This Roasted Salmon Pasta Casserole recipe is a restaurant-quality dinner that you can easily make at home. The creamy vodka sauce makes the salmon taste so good!
Cook the orzo pasta: Boil 2 cups of orzo pasta according to package instructions in salted water. While the pasta is cooking, prep the rest of the ingredients for the recipe.
Then, drain the pasta and mix in 2 tbsp of butter and transfer to a buttered or sprayed with nonstick spray 9"x12" baking dish. Even out the pasta layer.
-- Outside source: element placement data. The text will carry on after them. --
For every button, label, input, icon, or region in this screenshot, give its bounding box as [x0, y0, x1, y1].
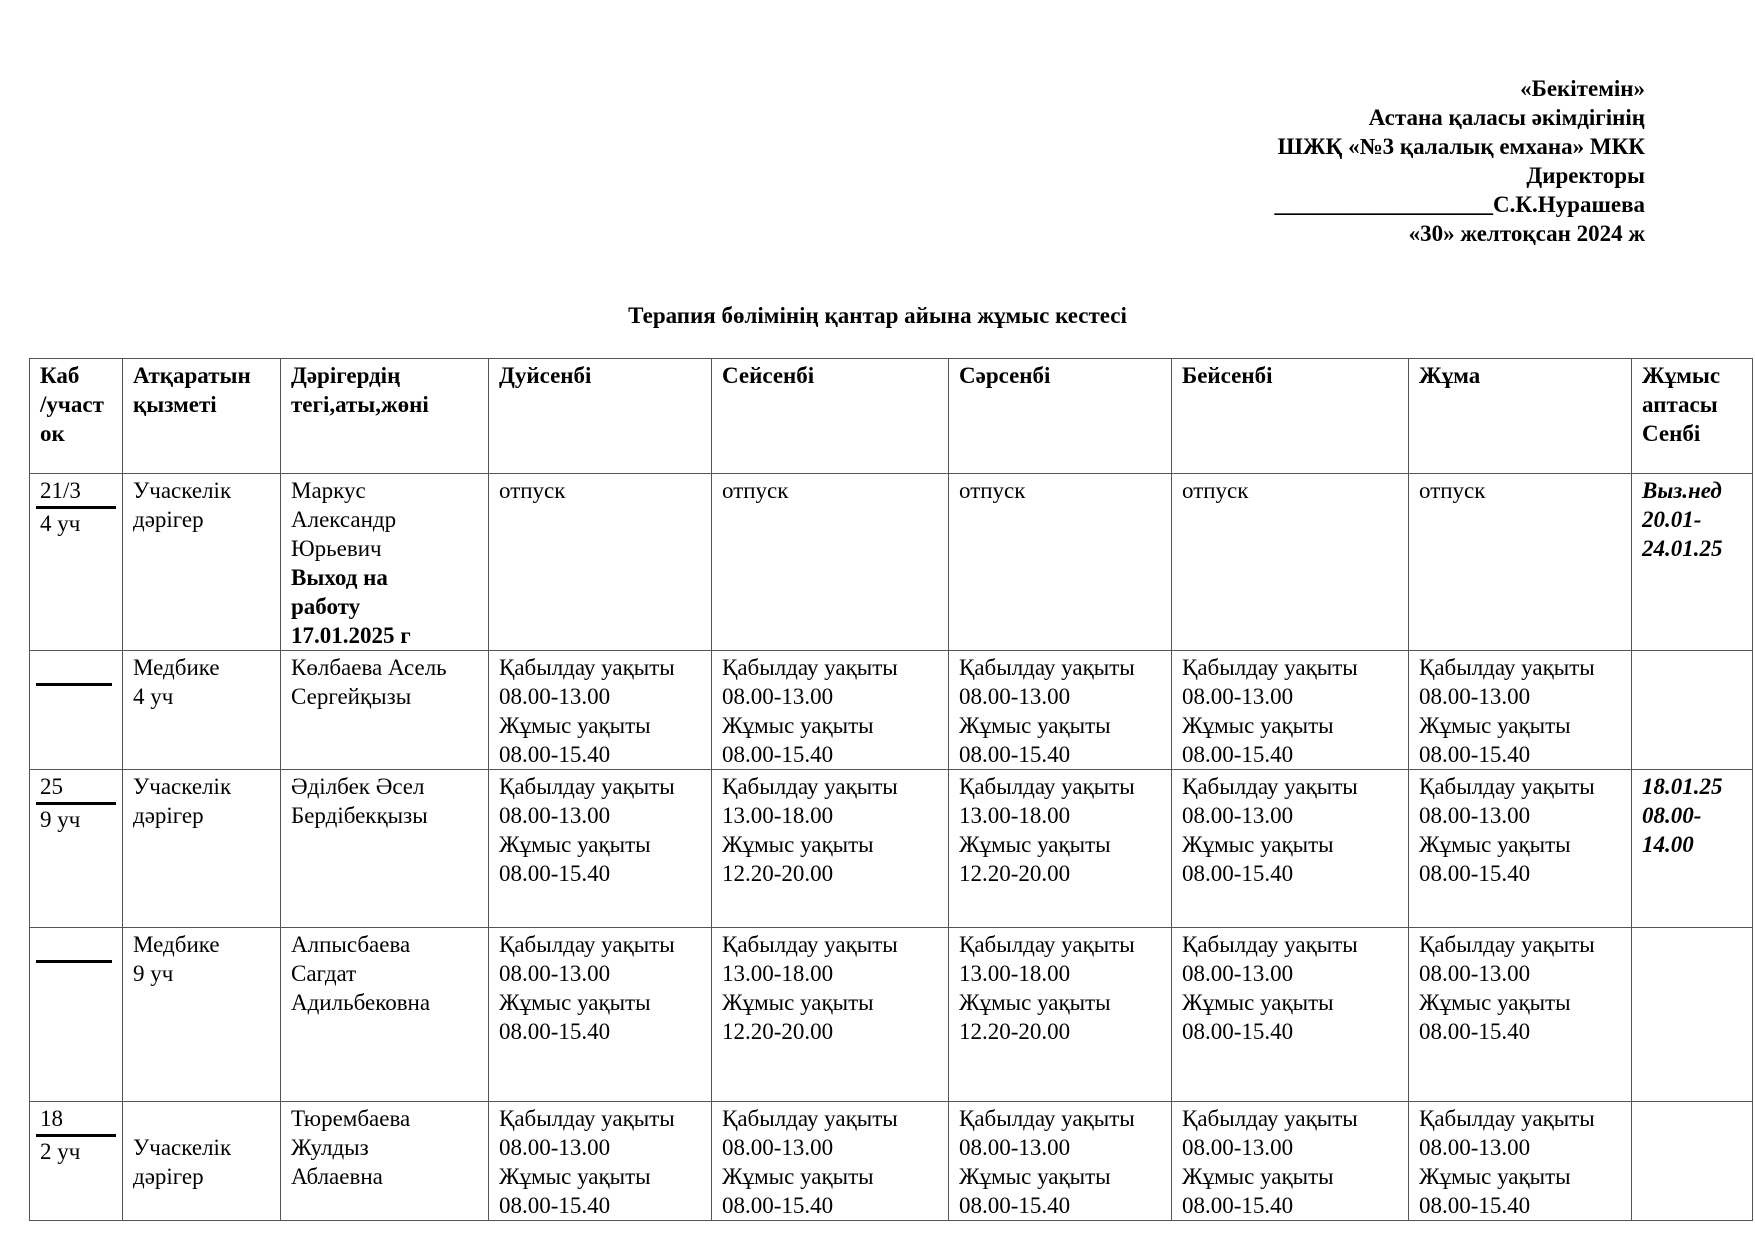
- wednesday-cell: [949, 770, 1172, 928]
- schedule-line: Жұмыс уақыты: [499, 832, 651, 857]
- header-cab: [30, 359, 123, 474]
- saturday-line: 18.01.25: [1642, 774, 1723, 799]
- schedule-line: 08.00-13.00: [722, 684, 834, 709]
- friday-cell: [1409, 928, 1632, 1102]
- schedule-line: 08.00-15.40: [499, 861, 611, 886]
- header-doctor: [281, 359, 489, 474]
- schedule-line: Қабылдау уақыты: [959, 655, 1135, 680]
- schedule-line: 08.00-13.00: [499, 684, 611, 709]
- header-doctor-line: тегі,аты,жөні: [291, 392, 429, 417]
- monday-cell: [489, 770, 712, 928]
- monday-cell: [489, 474, 712, 651]
- schedule-line: Жұмыс уақыты: [499, 990, 651, 1015]
- position-cell: [123, 1102, 281, 1221]
- name-cell: [281, 770, 489, 928]
- schedule-line: Қабылдау уақыты: [1419, 774, 1595, 799]
- table-row: [30, 1102, 1753, 1221]
- name-line: Юрьевич: [291, 536, 382, 561]
- tuesday-cell: [712, 770, 949, 928]
- thursday-cell: [1172, 651, 1409, 770]
- schedule-line: отпуск: [1182, 478, 1249, 503]
- schedule-line: 08.00-13.00: [959, 684, 1071, 709]
- blank-cab-line: [36, 683, 112, 686]
- schedule-line: 08.00-15.40: [1419, 742, 1531, 767]
- schedule-line: 08.00-15.40: [1182, 742, 1294, 767]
Set aside.
Preheat oven to 400F° with the baking rack in the middle.
Make the sauce: In a quart measuring cup or in a large bowl mix until well combined 1 1/2 cup of vodka sauce, 1 1/2 cup of heavy cream, 1/2 tsp kosher salt, 1/2 tsp black ground pepper, half of the chopped parsley (about 2 tbsp) and 4 cloves of pressed garlic.
Pour half this mixture over the orzo pasta and spread around. Set aside.
Prepare Salmon: Place the salmon fillet on a cutting board, bottom side up and cut into 8 serving size pieces making sure they're all about the same size. Now sprinkle with half the salt (1 tsp) and half the ground pepper (1/4 tsp).
Transfer the salmon pieces into the baking dish over the orzo and the sauce, top side (unseasoned) up and arrange them evenly throughout. Sprinkle the rest of the salt (1 tsp) and pepper (1/4 tsp) on top of the salmon.
Next, pour the remaining sauce mixture over the salmon, making sure all parts of it are covered.
Bake: Cover the baking dish with aluminum foil and bake for about 50 minutes. Remove the foil and bake uncovered for another 10 minutes. The dish is cooked when a thermometer inserted into the center of the thickest salmon fillet registers 145F. The casserole should be bubbling everywhere including the middle of the salmon bake, not just the sides.
Remove from the oven and sprinkle with the remaining 2 tbsp of chopped parsley for garnish if desired. Serve while hot.